Alfonso Chacón lived from 1530-1599 CE and was a Spanish Dominican scholar in Rome. He was an expert of ancient Graeco-Roman and Paleo-Christian epigraphy and was knowledgeable in medieval paleography and manuscripts. His work Historia Vtriusque Belli Dacici a Traiano Caesare Gesti : Ex Simulachris Quae in Columna Eiusdem Romae Visuntur Collecta, published in 1576, provided the first full set of illustrations of the sculptural reliefs decorating the surface of Trajan’s Column. The copy owned by Rose Library is unusual, if not unique, due to the way that it is bound. In this copy, the 130 folding plates have been bound in pairs, so that more of the sculptural frieze can be viewed continuously. To accommodate this, a contemporary buyer made it into an oblong folio. These types of practical manipulations are rarely seen in the world of Baroque books which make this rare first edition even more valuable to viewers.
The subject of the engraved plates, Trajan’s Column, is one of the few extremely well-preserved outdoor monuments from ancient Rome. It was erected in 113 CE to celebrate the victories of the emperor Trajan (d. 117) over the Dacians. The architect Apollodorus of Damascus created the structure which stands 98 feet high and measures 11 feet in diameter. The helical spiral staircase located in the interior of the column was an important architectural innovation which was used to save space in subsequent Roman architecture. In addition, later rulers such as Antoninus Pius, Marcus Aurelius, and Napoleon used the idea of the victory column as a model to convey their power to the public. In this way, Trajan’s Column was used as a propagandistic tool, both for Trajan and the empire as a whole.
This propagandistic role was further enhanced by the subject matter covering the column. The entire surface of the monument features a sculpted marble relief in the form of a continuous narrative which, if unfurled, would measure 625 feet in length and wraps around the column a total of 23 times. The narrative, which depicts an account of the events of the Dacian Wars, contains over 2,600 figures, all embedded in incredibly detailed scenes of battle, ritual, and military and civilian life. Scenes of violence are few and Trajan is depicted as victorious over his enemy in scenes of the Dacians’ surrender. Additionally, Trajan’s tomb was placed at the base of the column, reinforcing his link to this strikingly powerful structure and its victorious subject matter. As a whole, the column provides modern viewers with an invaluable primary source concerning the events of the Dacian Wars.

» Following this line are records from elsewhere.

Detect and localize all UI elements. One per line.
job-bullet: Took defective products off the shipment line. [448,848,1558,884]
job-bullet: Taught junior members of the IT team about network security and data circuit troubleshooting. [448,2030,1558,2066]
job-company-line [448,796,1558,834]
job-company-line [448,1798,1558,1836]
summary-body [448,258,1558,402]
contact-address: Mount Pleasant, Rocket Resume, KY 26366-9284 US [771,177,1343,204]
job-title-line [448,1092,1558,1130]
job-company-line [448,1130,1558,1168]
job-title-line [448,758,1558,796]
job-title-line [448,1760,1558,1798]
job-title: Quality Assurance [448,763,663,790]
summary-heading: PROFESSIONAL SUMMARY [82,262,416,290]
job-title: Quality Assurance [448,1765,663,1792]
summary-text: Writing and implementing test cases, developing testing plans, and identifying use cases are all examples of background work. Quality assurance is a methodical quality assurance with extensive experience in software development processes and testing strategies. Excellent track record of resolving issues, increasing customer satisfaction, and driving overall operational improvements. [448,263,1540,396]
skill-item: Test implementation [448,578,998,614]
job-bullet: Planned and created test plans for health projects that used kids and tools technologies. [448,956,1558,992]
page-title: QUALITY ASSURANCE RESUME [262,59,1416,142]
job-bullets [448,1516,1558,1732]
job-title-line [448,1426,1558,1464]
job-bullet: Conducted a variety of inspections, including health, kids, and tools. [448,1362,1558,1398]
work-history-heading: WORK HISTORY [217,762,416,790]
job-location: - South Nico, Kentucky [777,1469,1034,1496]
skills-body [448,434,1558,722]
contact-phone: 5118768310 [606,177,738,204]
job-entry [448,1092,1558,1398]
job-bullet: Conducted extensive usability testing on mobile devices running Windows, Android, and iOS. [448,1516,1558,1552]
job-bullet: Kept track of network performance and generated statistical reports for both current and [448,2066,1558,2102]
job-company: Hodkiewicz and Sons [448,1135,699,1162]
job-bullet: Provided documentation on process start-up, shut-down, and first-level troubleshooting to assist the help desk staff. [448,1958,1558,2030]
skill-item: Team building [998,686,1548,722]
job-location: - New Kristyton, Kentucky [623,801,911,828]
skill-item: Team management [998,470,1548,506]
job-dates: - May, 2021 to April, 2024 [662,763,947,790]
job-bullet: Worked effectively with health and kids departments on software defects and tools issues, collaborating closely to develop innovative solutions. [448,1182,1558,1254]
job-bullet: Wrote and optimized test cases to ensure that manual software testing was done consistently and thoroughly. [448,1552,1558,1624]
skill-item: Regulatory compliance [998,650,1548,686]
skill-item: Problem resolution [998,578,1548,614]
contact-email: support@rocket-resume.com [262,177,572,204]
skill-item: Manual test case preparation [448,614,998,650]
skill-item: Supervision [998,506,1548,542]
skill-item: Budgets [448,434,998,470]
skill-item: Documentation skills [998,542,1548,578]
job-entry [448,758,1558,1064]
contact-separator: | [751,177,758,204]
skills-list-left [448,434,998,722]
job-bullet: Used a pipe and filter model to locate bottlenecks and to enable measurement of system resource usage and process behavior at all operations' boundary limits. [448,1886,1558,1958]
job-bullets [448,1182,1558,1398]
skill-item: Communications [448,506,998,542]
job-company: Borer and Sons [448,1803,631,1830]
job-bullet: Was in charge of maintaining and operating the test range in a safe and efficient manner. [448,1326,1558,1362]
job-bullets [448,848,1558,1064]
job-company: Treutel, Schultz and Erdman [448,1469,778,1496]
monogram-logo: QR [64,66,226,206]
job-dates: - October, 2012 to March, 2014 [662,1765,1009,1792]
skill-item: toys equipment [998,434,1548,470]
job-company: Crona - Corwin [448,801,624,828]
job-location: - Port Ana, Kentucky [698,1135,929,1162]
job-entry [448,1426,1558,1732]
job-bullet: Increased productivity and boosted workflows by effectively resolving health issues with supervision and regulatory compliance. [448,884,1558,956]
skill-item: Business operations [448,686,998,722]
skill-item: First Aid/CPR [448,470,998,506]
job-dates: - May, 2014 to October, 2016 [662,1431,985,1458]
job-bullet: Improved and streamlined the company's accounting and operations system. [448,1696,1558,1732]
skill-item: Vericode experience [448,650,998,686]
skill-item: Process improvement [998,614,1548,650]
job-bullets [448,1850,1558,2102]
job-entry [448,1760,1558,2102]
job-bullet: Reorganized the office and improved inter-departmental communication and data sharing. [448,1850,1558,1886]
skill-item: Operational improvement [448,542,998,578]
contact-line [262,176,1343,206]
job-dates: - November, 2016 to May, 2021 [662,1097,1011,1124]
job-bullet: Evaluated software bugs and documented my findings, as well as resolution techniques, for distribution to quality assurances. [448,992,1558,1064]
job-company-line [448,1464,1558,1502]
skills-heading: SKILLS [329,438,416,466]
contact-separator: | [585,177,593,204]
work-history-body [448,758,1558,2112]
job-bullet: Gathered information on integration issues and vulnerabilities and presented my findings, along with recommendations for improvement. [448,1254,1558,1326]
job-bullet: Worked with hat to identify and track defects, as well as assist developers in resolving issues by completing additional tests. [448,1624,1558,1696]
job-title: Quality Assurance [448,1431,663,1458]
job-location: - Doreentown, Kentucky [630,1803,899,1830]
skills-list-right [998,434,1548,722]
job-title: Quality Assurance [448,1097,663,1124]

However, because the narrative relief is spread across the surface of the column which reaches high into the air, it was, and remains, difficult to see the details of the sculpture. Viewing any more than a few scenes at a time also proves difficult as they wrap around the column’s cylindrical form. In antiquity, there was no way to remedy this, although two libraries located near the column would likely have contained written accounts of the Dacian campaigns and the original drawings for the column. These, however, are lost to us.
In order to provide his contemporary audience with a more economic and detailed way of viewing the column’s relief, Alfonso Chacón compiled 130 engraving plates of the spiral relief, completed by Francesco Villamena, whose engravings looked to previous representations of portions of the relief. In particular, Villamena referenced drawings by one of Raphael’s most gifted pupils, Giulio Romano and engravings by Girolamo Muziano based on Jacopo Ripanda’s drawings. Ripanda was known for creating an optical device to see the details of the frieze more clearly and supposedly hung in a basket to do his drawings. Once Villamena had completed the engravings, Chacón then added 320 short texts which gave explanations of the scenes.
Not unlike Trajan’s Column itself, Chacón’s book served a propagandistic function. It was dedicated to King Philip II of Spain who was deeply involved in Roman ecclesiastical politics. He was credited with Pope Gregory XV’s election, one of the shortest conclaves in history, happening over the course of a mere 24 hours. Chacón’s dedication draws a direct comparison between Trajan’s martial exploits and those of King Philip II. Reinforcing this association is the fact that Trajan was also a Spaniard. In comparing Philip to Trajan, Chacón portrayed Philip as an effective, victorious and powerful ruler, much as Trajan’s Column originally served to portray the emperor in a positive light.
Later editions of Chacón’s work followed, including ones in 1585 and 1616, but the most influential was that of Giovanni Pietro Bellori and Pietro Santi Bartoli, almost 100 years later. The engravings for this 1673 edition came from a source other than Villamena and elaborates on Chacón’s original text. Rose Library also has a copy of this edition. Thanks to these separate acquisitions, patrons have the ability to view Chacón’s and Bellori and Bartoli’s editions side by side to see how the two works differ and complement each other!
Rose Library’s acquisition of Chacón’s publication means that patrons have the opportunity to experience the narrative of Trajan’s Column in a clear and ordered manner, sidestepping the obstacles of geographic separation and legibility which often impair viewing the original monument. In the end, Chacón’s work, although art historically and religiously motivated like many works published before him, presents us with the first example of a publication so thoroughly dedicated to any single monument, ancient or modern.